TRP verdict: It’s enough to drive you wild in the aisles. You’re in.
2. Strictly Come Dancing
I have no idea what constitutes a good rumba let alone being able to perform one, so how can I ever feel qualified to comment, which is what people feel compelled to do when they’re sat at home watching these talent shows, isn’t it? Anyway, Strictly normally ends up being won by someone who has clearly gone to theatre school and is a pretty good dancer before they start getting trained. The presenters and judges wind me up, too. That Len bloke is very irritating but nowhere near as bad as Bruce Forsyth. Time to hang up the microphone please Brucie! My team-mate Tom Powell fancies himself as a good ballroom dancer although from what I’ve seen his talents don’t transfer to other forms of dancing!
TRP verdict: Only if Susanna Reid and Rachel Riley can join us in Room 101.
3. Winter Rugby
I cannot understand why we persist in playing rugby in winter, when, for three-quarters of the season, everyone blames the terrible conditions for matches being boring.

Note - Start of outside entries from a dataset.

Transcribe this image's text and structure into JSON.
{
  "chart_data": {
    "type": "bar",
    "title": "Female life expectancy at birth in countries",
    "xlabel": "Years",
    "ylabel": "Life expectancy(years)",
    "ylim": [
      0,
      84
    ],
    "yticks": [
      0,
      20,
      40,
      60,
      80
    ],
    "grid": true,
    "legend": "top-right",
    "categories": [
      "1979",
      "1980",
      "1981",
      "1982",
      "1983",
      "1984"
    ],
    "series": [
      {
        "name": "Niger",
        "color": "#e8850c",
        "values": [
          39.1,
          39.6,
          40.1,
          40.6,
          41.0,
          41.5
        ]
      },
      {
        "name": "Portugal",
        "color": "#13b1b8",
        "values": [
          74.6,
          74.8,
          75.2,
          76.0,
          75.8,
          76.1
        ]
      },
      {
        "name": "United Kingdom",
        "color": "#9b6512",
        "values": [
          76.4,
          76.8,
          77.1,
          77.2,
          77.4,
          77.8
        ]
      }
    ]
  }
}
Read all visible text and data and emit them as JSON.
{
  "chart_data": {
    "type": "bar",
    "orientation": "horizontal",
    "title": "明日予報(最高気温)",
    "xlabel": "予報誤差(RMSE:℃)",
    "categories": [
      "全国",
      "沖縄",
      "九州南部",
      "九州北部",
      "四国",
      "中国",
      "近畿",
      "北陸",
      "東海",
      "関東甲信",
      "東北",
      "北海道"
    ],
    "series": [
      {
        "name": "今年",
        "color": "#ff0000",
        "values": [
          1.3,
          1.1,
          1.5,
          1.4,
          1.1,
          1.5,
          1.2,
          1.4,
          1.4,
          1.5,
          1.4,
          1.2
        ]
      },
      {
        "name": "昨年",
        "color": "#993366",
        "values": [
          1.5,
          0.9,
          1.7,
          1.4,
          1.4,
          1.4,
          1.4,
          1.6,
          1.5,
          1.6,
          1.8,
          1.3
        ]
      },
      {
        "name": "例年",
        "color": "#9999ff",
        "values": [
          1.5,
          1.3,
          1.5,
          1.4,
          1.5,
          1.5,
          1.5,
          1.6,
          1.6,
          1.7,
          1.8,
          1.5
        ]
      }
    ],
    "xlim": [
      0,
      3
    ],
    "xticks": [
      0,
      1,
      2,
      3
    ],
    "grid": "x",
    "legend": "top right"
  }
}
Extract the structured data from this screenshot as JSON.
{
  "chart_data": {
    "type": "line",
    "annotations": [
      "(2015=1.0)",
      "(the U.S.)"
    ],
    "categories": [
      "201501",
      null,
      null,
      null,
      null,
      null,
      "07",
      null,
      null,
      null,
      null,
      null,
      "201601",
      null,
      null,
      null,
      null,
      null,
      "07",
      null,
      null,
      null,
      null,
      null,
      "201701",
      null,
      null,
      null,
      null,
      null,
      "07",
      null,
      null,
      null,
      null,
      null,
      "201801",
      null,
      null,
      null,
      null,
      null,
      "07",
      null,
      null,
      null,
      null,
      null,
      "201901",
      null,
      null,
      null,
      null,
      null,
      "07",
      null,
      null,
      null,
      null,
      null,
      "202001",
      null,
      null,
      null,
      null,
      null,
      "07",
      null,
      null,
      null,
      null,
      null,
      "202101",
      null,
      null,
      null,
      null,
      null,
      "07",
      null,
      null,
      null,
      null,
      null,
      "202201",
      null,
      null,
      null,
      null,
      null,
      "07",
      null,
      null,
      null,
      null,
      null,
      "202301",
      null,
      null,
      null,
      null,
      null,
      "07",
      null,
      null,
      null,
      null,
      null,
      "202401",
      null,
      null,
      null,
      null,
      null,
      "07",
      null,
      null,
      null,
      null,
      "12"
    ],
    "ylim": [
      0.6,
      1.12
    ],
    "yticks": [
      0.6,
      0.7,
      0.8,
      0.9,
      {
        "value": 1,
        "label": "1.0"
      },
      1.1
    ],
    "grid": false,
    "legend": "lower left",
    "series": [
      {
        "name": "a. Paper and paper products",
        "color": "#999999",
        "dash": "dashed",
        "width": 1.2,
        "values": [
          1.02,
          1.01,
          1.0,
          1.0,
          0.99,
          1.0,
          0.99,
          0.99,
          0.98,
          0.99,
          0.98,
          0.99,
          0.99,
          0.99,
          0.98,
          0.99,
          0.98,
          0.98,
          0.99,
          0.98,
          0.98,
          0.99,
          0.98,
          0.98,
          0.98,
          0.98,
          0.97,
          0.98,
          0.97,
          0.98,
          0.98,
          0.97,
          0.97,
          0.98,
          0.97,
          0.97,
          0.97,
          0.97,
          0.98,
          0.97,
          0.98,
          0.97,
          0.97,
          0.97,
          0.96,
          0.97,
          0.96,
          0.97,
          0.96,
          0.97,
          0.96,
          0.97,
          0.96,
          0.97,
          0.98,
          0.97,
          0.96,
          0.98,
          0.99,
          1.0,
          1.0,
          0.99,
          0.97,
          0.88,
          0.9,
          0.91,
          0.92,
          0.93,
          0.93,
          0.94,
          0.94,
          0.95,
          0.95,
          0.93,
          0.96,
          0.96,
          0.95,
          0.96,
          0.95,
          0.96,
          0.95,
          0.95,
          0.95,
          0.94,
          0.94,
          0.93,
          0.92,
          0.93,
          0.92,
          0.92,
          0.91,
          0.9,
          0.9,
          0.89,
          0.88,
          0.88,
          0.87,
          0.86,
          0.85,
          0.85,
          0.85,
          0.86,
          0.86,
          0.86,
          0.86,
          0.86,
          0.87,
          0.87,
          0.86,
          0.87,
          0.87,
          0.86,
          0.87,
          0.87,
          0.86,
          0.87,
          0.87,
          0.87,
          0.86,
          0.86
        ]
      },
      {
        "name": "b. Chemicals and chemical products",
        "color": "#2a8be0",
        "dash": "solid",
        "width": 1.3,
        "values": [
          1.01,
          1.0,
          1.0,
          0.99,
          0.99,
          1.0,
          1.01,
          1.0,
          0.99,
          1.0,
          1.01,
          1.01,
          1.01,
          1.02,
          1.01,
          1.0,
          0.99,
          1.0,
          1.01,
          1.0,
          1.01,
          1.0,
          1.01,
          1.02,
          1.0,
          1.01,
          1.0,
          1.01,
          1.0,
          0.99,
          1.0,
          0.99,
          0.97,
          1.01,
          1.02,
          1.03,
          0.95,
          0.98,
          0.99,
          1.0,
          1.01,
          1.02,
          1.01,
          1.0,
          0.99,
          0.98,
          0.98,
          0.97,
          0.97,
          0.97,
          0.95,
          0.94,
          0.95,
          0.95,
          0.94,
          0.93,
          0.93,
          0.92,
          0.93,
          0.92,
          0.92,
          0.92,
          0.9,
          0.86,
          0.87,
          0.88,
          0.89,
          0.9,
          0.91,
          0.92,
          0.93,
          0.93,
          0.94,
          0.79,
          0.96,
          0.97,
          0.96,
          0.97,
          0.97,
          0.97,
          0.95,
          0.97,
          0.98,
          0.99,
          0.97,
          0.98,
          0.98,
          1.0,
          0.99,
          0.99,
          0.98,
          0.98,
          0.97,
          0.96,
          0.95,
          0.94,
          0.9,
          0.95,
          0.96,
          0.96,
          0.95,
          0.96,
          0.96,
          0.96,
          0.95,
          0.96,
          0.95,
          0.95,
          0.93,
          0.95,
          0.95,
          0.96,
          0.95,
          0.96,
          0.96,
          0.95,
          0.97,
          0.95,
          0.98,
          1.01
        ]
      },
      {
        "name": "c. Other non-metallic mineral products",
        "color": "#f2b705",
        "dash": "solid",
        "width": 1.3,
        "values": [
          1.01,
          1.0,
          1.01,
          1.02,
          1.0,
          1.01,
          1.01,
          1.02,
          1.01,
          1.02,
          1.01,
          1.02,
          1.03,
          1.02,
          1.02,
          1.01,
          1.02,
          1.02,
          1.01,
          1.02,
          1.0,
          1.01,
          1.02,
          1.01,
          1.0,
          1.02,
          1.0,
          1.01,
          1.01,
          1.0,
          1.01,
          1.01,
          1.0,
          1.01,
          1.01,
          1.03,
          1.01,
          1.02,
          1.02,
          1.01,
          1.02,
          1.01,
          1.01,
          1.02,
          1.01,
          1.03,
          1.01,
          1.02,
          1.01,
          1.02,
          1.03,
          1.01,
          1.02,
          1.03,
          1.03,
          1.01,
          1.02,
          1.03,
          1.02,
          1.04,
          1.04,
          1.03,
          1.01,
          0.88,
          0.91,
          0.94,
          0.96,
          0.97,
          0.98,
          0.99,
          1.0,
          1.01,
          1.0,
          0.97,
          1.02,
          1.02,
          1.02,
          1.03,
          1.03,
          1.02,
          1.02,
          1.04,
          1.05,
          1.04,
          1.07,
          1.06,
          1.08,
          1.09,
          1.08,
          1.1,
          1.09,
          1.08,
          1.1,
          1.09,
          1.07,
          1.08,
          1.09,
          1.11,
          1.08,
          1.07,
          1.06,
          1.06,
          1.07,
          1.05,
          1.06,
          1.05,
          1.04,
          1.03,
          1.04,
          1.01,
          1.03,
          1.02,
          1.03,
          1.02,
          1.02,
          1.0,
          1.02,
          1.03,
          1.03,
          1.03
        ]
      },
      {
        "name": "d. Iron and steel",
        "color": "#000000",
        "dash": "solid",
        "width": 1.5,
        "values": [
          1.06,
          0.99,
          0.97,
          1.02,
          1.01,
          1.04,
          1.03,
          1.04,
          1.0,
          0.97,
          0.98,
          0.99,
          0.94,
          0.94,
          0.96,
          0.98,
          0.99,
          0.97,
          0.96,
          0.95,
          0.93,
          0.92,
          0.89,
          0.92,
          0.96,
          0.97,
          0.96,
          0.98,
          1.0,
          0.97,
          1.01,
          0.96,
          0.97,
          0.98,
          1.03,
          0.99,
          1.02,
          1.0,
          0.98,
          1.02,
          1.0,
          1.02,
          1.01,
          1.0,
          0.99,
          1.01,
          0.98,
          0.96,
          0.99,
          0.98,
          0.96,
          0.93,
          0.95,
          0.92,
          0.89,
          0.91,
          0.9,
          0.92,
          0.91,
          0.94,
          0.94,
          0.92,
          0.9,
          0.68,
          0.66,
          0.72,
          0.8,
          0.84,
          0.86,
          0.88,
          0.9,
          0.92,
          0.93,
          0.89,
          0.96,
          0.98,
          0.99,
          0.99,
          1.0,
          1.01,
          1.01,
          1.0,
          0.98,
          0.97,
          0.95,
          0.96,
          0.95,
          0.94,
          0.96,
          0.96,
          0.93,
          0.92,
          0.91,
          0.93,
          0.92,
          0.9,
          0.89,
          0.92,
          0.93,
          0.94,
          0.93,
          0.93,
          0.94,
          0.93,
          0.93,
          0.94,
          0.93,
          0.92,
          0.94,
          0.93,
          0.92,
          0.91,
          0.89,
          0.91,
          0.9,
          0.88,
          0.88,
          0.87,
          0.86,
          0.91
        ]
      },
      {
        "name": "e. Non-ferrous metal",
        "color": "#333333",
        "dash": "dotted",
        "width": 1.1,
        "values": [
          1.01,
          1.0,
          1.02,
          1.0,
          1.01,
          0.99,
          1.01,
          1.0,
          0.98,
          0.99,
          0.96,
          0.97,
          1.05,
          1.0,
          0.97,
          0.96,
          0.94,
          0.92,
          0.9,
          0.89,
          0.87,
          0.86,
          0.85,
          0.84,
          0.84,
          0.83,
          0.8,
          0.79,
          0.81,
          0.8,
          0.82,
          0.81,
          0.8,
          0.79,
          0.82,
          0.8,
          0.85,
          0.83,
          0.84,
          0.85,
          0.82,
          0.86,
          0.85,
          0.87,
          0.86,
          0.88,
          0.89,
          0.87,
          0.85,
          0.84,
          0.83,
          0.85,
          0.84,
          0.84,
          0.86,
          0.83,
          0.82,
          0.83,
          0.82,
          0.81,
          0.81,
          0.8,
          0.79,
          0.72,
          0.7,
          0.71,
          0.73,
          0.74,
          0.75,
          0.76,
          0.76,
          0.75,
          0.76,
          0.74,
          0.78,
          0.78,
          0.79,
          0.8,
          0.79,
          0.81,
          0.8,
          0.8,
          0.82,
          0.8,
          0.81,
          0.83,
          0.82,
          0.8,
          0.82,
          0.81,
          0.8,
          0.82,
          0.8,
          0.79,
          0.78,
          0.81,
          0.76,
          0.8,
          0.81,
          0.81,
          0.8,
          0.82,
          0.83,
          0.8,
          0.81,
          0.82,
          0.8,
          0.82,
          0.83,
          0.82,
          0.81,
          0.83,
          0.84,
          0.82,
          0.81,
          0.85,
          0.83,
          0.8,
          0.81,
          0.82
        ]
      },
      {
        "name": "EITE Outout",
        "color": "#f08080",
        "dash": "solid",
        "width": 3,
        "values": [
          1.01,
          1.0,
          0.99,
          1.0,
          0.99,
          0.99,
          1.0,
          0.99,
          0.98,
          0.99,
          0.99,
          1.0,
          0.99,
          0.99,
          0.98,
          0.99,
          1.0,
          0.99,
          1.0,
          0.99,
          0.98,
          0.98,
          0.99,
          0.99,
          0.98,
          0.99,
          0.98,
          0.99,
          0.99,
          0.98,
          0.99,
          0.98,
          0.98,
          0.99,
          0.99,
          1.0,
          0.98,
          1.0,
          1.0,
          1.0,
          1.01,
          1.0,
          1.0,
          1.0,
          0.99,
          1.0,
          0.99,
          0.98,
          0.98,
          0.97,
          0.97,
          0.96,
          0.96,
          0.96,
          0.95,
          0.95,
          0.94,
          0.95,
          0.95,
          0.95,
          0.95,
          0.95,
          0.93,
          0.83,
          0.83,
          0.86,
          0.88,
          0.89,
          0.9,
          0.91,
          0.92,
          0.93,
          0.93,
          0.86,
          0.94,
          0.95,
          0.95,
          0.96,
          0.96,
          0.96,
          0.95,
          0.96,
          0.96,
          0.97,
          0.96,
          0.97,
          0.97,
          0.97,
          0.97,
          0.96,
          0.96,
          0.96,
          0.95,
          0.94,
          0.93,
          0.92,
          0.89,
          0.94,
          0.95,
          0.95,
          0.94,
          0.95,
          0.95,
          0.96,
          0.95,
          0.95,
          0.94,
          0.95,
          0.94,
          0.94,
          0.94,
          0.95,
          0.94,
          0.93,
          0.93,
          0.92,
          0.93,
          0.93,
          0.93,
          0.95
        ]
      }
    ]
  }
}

Why don’t we play when it’s dry and warm so that players can express themselves and supporters can stand in a T-shirt and watch the game being played as it should be? Yes, summer rugby would clash with cricket and Super League. But any excuse not to watch the England cricket team is a good thing with the way they’re going at the moment, and the only decent Rugby League is played on the other side of the world, so I don’t think it would be an issue in either case.
TRP verdict: They’re won’t be any summer days if we get our way.